CMS in December announced that it would begin enforcing the WOPD requirement, part of CMS's face-to-face rule, on Jan. 1. The agency has twice delayed enforcement of the face-to-face rule to give providers more time to establish processes, but it expects to enforce the rule some time in 2014.
A major motivating factor in getting onboard with the WOPD requirement: audits. Gone are the days of providers fearing they will lose referrals to a competitor who isn't asking for lots of documentation.
“For the most part, everybody's singing the same story,” said Doug Coleman, CEO of Major Medical Supply in Fort Collins, Colo. “Because of audits, people are more quick to adapt to following the rules.”
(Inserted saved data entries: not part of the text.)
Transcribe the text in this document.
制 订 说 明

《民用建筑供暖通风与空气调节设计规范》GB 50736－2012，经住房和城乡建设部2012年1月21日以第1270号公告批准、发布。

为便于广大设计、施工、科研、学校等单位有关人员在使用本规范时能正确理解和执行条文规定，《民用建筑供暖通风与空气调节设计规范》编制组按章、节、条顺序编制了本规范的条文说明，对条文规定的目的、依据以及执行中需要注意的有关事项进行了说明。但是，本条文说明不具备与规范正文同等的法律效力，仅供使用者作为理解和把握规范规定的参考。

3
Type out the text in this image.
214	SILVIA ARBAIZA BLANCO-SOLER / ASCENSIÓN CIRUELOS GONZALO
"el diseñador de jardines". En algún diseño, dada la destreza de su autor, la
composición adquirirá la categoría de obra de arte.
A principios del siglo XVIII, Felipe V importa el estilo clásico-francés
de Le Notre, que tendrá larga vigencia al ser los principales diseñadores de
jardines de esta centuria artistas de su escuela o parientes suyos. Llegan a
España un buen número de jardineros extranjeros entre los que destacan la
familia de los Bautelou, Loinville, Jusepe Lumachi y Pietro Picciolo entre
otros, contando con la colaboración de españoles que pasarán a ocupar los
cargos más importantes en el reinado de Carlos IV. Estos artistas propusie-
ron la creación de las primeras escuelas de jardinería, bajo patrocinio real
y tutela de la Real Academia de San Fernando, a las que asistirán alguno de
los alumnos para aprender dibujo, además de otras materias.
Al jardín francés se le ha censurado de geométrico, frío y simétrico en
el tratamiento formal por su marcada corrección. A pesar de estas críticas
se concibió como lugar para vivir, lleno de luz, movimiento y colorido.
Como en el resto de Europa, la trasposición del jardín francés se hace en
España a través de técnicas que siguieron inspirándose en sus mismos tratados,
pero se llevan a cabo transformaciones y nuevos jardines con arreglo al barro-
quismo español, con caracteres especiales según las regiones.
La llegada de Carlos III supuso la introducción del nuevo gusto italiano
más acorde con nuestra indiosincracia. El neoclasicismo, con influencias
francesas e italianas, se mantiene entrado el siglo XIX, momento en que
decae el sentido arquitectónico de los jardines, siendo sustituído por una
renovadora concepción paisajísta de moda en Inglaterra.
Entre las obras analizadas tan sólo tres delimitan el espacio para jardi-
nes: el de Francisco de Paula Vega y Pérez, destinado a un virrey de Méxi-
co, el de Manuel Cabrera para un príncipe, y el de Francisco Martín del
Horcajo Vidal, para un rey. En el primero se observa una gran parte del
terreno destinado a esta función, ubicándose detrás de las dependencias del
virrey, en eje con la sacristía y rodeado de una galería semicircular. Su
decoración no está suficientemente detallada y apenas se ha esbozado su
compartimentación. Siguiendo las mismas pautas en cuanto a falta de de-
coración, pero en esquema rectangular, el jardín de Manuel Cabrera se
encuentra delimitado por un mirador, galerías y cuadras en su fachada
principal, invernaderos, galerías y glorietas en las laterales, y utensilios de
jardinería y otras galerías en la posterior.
Providers may be on top of things, but AAHomecare still seeks clarification from CMS on several issues. Chief among those: If the WOPD, which has far more elements than a dispensing order, is missing a piece of information like the physician's NPI number and it's not caught until after the equipment is delivered, does the provider have any recourse to fix it?
“It doesn't make any sense that if I deliver a bed and there's something wrong with the order, then the patient has to pay for the entire rental or another provider has to come in,” said Kim Brummett, the association's senior director of regulatory affairs. “If you've already delivered it, you can't fix the WOPD.”
As to the upcoming enforcement of the face-to-face rule, it's anyone's guess how smoothly that will go. One lingering concern is that, although nurse practitioners and physician assistants (PAs) may perform the face-to-face exam, only a physician can sign off on it. That could create access issues, particularly in rural areas, say providers.
“There's not enough doctors at our rural health clinic to see all the people, so we've got nurse practitioners and PAs seeing patients,” said Glenn Steinke, owner of Airway Medical in Bishop, Calif.